1990 - Memphis Library Council forms OCLC Group Access Capability (GAC), laying the groundwork for the creation of Tenn-Share
1991– First draft of constitution formed by volunteer committee; approved by membership in 1992; amended in 1995 and 1998.
Purpose of Tenn-Share:
- seek funding for multi-type resource sharing projects in Tennessee
The results of a membership survey by Tenn-Share found that what we most wanted was statewide access to electronic databases, with subscriptions paid for by the state of Tennessee.
To help this become a reality:
1. Trial Access to Databases Project enables member libraries free access to many full-text periodical databases on a trial basis. Trials were held in 1996, 1997, 1998, and 1999. (February – September)

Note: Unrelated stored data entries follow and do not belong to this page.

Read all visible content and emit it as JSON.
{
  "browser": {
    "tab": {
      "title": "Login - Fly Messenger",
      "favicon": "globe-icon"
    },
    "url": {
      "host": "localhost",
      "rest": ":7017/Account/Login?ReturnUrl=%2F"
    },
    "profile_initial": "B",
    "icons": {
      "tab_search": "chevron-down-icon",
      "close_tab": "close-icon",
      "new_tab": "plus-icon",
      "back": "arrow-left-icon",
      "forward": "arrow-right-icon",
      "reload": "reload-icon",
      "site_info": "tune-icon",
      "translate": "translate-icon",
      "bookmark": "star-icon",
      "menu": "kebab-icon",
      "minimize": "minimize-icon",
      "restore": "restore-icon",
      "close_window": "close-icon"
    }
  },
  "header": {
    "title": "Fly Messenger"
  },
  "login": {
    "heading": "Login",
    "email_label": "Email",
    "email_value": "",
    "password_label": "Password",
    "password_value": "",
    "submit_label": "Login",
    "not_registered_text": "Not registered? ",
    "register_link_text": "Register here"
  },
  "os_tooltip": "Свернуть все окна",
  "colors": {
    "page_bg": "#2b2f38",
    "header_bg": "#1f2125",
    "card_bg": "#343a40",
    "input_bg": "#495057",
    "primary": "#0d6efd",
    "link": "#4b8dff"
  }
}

2. May, 1997 Tenn-Share creates THE TENNESSEE ELECTRONIC LIBRARY: A Proposal For Delivering Information Resources to Local Communities
3. 1998 - Tenn-Share is asked to appoint a representative to the Tennessee Advisory Council on Libraries (TACL). The Vice President/President-Elect is appointed.
4. The Subcommittee on Electronic Databases of TACL works with Tenn-Share to prepare the TEL proposal for the State Librarian and Archivist to present to the Secretary of State. The Secretary of State secures sponsors for bills in the House and Senate, which are passed in the spring of 1999.
5. 1999 - The Tennessee Electronic Library created by Tennessee legislature.
Rep. Matt Kisber, D of Jackson, and Sen. Ward Crutchfield, D of Chattanooga, sponsored the bills in the House and Senate respectively. An intense lobbying effort on the part of the entire library community in Tennessee, especially Tenn-Share, TLA and the FOTL, succeeded in convincing local representatives and senators to vote for the creation of the TEL. Bills in both houses were approved unanimously.
Librarians and library users wrote letters, sent e-mails, made phone calls, did everything we could think of to contact our legislators and urge them to vote for the TEL bills. TLA Legislative Day focused on TEL. All library groups working together are responsible for the success of this effort. Because we all worked together, we have a Tennessee Electronic Library.
Until 2006, TEL provided citizens access to 18 databases that covered humanities, education, business, science, current events, art, politics, economics social sciences, law, health, computers, environmental issues and general interest topics. TEL was entirely supported by federal funds under the Library Services and Technology Act (LSTA) and administered by the Tennessee State Library and Archives, a division of the Tennessee Department of State, Riley C. Darnell, Secretary of State.
In 2006, Aubrey Mitchell and Cathy Evans, serving as the co-chairs of the Tenn-Share TEL II committee, brokered an agreement to include Literature Resource Center in TEL using the NPR model to fund the database. They contacted Tenn-Share member libraries throughout the State to contribute to the database so that all could have access.
In 2006, Tenn-Share then spearheaded the effort to make TEL funding a number one priority for librarians to lobby the legislature. With the help of a paid lobbyist, the battle was won and the legislature has allocated 1 million dollars per year to expand TEL.
Since the additional funds have been added, TEL has grown from a set of 18 databases provided by one vendor, to a resource of many databases provided by many vendors.
TEL saves individual libraries money by providing core reference materials, journals and newspaper citations and is of special benefit to smaller and rural libraries since they could not afford these databases on their own.
We are confident that TEL will continue to grow!